At the end of Peter Morgan's Frost/Nixon, currently running a limited engagement at the Bernard B. Jacobs Theater, a live televised image of Frank Langella, as Richard Nixon, is projected on a large multi-monitor mosaic backdrop. The image is frightening, the stuff of nightmares, not so much because it is the moment when Nixon finally admits wrong-doing, but because Frank Langella’s heavily made-up face looks like a large Mardi-Gras puppet head.

It is often said that the camera hides nothing, but here the camera reveals very little. With a great disservice done to Mr. Langella’s uncanny imitation of Richard Nixon, the large video image allows the audience to really look into his eyes, and the eyes will always call the actor’s bluff. And here the bluff was obvious: Langella’s performance is nothing more than a well-rehearsed caricature. There was no inner life in his eyes. Just Frank Langella.

When I saw Oliver Stone’s Nixon with Anthony Hopkins as the paranoid President. the characterization was so excessive in it’s sleaziness that I began it to feel sorry for ol’ Tricky Dick. But perhaps I have some perspective, as the Nixon era happened during my childhood and I never really comprehended the zeitgeist of Watergate. It is hard for me to hate Nixon precisely because I view him as an historical figure, who is intriguing in both his excesses and his genius. The Nixon administration is yet another historical case study of the corruption of power.
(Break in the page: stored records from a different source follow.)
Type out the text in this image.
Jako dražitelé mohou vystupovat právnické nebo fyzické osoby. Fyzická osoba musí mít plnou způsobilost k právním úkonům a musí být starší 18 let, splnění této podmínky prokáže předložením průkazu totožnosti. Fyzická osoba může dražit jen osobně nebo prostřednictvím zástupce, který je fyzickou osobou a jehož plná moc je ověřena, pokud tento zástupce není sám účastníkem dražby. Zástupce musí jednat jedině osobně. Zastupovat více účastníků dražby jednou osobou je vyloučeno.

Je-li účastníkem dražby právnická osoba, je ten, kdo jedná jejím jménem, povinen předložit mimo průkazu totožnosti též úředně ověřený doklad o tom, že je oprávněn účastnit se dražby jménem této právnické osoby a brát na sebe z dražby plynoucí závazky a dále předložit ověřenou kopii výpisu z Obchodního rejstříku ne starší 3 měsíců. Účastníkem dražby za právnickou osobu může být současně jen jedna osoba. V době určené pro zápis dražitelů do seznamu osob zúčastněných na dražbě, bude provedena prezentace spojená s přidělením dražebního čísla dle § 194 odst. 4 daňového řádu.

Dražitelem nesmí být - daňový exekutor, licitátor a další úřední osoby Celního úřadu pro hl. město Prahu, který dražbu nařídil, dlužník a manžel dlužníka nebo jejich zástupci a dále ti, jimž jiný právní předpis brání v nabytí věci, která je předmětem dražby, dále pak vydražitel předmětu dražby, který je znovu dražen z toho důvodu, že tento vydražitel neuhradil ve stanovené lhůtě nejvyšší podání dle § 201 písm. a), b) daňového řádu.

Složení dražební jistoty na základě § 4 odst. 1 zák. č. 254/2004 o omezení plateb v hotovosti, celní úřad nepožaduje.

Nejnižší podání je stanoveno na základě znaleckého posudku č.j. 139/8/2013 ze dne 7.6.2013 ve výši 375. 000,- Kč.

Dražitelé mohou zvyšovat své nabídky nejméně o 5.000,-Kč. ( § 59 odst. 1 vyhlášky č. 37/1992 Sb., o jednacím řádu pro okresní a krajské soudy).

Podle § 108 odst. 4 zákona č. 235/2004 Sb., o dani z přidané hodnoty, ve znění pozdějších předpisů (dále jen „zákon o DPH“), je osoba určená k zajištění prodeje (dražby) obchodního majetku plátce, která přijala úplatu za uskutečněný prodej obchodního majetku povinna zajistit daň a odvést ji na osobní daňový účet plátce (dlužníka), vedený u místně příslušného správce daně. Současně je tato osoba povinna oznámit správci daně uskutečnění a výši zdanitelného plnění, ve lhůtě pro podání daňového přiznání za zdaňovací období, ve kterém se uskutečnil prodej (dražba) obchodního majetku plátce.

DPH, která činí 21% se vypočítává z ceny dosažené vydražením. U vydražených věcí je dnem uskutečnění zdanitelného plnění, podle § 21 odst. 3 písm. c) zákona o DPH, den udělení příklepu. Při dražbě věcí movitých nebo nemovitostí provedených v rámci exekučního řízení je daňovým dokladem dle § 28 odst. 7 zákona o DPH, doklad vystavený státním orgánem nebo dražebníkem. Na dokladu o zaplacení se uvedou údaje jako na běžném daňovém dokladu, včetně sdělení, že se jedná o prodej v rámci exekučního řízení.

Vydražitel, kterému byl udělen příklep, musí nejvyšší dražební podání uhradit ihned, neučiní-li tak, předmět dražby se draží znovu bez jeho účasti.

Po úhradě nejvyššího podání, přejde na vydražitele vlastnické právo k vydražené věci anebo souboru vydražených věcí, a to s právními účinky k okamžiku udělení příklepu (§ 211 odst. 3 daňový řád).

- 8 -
I remember watching the Nixon interviews on our console television. I was mostly bored by the proceedings, unsure why father was screaming obscenities at the television. Years later, upon seeing them again, I was struck by how disarmingly charming Nixon was in his self-effacement. Nixon, of course, was a Quaker, a sect known for it’s active pacifism, an intriguing contradiction for someone who ordered the carpet bombing of Cambodia.

But Frank Langella’s Nixon, with his exaggerated stooped walk and carefully studied gesticulations and vocal inflections, is a disarmingly charming caricature but bereft of the venality and menace that lurked underneath Nixon’s affability. I didn’t hate the Langella Nixon, I didn’t love the Langella Nixon. I simply didn’t care.

As David Frost, Michael Sheen is simply awful and representative of the most amateurish qualities of the British school. Aimlessly perambulating around the stage to depict Frost’s ambitious restlessness, I wanted to shout at him to stop. Motion does not equal turmoil. It just means the actor and director have no clue as to what they’re doing. Equally amateurish were the wistful glances outward intended to depict intense self-reflection, but just looked stupid. Sheen’s poor stage training was most evident in an early scene when David Frost is chatting with his producer. Never engaging his producer, Sheen’s Frost played the entire scene facing the audience. In actor terms, that is called “cheating out”. It’s cheating precisely because the audience is supposed to be unaware of it. But with Sheen, I was not only aware of it, but his self-conscious stage presence completely detached him from the through line of the scene.

Equally irritating was Stephen Kunkin as Jim Reston. As the narrator and moral conscience, he was often posed, leaning against the wall, watching the action with contempt and editorial comment.

As Jack Brennon, Nixon’s bellicose chief of staff, Corey Johnson embarrasses himself by standing and, for no apparent reason, barking his lines. It is yet another hackneyed characterization, the military man who’s single overriding characteristic is to bark like a drill sergeant. The rest of the cast were equally uninspired and two-dimensional.

Despite the acting, I did enjoy Peter Morgan's script. No new ground is broken, but it's swift and clever. Unfortunately, it is bogged down in the pedestrian direction of Michael Grandage. Grandage belongs to the "Pretty Picture" school of directing, where every moment is contrived to present a composed picture to the audience. Unfortunately, dramatic action is not static and not composed of pretty pictures and only emphasizes the two dimensionality of the acting. Theater is a temporal craft, like dance or music. If I wanted to look at pretty pictures, I would go to the museum.